Vous avez bien lu : des offres de location, de financement et combien d’autres propositions feront de plus en plus partie du Service à l’auto 2.0. Voici comment l’a expliqué Derek Sloan, président de Sym-Tech Dealer Services, la branche « garantie » du groupe Amynta, lors du panel sur le F&A :

« Imaginez un client qui conduit un véhicule en fin de garantie; une simple alerte numérique, directement dans l’habitacle automobile, pourrait lui proposer une garantie prolongée. Et en quelques clics, la chose pourrait être réglée ! » 

 

Tim A. Reuss, président de la Canadian Automobile Dealers Association (CADA)
Tim A. Reuss, président de la Canadian Automobile Dealers Association (CADA)

Traiter le data comme de l’or – dès maintenant

Toutes ces possibilités de demain viennent avec des responsabilités, pour ne pas dire des obligations, en ce qui a trait à la propriété, au contrôle et à l’utilisation des données. Et, toujours selon le président de la CADA, l’architecture de ces nouvelles sources de revenus et de profits est en train d’être créée – aujourd’hui même. 

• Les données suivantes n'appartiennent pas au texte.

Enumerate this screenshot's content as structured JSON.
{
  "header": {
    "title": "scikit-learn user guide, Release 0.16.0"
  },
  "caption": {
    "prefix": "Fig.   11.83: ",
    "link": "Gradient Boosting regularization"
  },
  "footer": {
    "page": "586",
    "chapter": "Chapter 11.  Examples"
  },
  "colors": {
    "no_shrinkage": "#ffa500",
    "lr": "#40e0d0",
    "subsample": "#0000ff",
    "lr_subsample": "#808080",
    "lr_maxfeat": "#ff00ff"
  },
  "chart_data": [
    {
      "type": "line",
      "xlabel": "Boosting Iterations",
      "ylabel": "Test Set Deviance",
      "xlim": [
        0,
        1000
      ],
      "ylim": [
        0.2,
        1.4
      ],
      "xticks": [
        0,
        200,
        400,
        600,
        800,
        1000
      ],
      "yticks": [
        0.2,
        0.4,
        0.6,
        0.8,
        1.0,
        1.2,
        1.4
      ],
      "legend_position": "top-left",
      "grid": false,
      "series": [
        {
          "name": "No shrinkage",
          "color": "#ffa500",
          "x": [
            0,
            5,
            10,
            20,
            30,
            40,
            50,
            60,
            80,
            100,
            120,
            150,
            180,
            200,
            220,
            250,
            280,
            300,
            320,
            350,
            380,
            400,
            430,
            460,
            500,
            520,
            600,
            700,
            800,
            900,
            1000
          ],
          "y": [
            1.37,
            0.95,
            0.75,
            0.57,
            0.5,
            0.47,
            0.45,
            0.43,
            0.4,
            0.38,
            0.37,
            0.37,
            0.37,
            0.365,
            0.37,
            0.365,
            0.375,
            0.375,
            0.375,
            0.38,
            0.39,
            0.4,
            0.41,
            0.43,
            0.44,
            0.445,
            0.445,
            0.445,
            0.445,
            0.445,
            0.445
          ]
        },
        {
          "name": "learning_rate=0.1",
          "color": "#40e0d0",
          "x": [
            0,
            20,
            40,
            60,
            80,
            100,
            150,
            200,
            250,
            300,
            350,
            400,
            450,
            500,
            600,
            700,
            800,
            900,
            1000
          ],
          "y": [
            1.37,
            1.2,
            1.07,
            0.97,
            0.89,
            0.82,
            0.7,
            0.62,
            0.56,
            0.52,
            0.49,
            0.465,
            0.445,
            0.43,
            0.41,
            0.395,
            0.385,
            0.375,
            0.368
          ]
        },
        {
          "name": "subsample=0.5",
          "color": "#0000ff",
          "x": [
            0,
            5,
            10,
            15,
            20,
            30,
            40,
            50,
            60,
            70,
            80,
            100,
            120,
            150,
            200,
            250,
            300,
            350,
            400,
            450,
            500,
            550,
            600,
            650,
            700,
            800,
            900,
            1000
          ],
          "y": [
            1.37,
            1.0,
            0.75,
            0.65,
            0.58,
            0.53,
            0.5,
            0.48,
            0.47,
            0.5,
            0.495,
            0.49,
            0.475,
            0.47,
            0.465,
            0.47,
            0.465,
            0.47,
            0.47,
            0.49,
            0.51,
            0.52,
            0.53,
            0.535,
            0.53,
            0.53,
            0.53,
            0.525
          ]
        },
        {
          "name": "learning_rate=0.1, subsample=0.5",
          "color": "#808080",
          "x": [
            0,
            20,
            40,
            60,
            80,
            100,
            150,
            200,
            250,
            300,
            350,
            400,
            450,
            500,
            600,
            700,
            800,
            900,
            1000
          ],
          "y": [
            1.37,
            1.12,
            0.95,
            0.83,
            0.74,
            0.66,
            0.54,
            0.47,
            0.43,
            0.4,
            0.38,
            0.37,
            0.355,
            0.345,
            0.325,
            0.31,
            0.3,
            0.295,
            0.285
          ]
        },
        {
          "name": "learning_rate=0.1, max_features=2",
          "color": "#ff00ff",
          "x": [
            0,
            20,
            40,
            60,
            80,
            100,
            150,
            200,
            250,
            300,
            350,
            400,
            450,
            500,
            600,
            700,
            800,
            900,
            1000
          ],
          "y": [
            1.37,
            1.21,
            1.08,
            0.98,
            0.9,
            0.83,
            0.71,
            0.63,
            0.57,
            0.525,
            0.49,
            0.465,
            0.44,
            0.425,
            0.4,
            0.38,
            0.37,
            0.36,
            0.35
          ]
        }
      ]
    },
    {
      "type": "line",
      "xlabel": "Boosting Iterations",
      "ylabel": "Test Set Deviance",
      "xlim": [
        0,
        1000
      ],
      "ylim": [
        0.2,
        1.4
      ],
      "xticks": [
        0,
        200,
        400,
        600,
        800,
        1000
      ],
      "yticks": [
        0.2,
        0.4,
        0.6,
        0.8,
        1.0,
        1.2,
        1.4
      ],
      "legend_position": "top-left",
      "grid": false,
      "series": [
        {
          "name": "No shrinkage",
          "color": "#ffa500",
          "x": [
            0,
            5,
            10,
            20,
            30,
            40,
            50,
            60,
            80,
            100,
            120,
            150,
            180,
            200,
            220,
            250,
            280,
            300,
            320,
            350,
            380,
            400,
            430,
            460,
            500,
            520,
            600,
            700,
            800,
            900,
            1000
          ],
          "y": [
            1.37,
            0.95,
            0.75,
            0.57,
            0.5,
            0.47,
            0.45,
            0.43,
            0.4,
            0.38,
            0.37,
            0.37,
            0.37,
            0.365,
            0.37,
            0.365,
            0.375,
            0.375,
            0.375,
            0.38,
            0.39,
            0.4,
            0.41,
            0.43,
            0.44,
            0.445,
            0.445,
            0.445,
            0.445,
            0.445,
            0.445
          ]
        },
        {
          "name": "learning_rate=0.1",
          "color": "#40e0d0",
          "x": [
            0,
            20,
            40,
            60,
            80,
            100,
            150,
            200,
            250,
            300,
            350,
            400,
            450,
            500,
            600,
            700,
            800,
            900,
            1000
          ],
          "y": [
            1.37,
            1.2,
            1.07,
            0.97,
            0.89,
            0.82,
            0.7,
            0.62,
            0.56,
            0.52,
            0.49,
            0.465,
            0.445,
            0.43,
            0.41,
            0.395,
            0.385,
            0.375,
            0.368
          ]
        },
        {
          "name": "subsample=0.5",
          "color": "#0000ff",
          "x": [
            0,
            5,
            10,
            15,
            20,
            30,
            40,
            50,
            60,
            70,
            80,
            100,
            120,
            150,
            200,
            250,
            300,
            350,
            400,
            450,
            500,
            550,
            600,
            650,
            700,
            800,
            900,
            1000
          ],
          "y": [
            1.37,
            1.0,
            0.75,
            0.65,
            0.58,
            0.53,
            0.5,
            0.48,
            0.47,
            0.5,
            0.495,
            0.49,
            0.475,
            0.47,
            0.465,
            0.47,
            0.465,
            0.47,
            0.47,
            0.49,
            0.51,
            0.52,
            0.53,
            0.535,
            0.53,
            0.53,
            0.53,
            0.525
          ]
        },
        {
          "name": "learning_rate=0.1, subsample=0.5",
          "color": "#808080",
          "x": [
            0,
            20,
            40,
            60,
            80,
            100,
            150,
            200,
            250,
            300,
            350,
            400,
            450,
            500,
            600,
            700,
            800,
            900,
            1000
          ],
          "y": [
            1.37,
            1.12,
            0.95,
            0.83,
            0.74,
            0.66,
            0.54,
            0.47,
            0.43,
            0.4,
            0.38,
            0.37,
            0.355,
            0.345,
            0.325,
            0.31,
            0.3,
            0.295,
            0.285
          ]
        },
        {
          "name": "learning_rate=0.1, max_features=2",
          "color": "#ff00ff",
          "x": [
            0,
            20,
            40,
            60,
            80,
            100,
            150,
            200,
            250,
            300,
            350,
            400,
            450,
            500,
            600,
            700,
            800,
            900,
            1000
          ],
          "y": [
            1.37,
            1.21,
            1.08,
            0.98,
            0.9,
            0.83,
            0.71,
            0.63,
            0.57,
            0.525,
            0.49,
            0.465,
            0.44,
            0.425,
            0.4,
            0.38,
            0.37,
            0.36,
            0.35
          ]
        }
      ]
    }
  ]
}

Du coup, M. Reuss intime les concessionnaires de considérer, dès maintenant, certains des points suivants :

  • À qui appartiennent les données de leur DMS ? Sont-ils en mesure d’y accéder comme bon leur semble ou doivent-ils payer des frais d’accès/connexion ? (À cet égard, M. Reuss rappelle que plusieurs États américains ont légiféré sur la chose devant les tribunaux – voir les exemples à automedia.ca/Talkauto2019)
  • Est-ce que leur constructeur automobile propose des accords de partage de données ?
  • Où sont stockées les données ? Est-ce qu’un plan d’action en cas de perte ou de vol de ces données a été mis en place – et testé ? 

Le nouveau dirigeant de la CADA a conclu le plus simplement, mais le plus directement du monde : le data représente l’or d’aujourd’hui et les concessionnaires se doivent de le traiter de cette façon.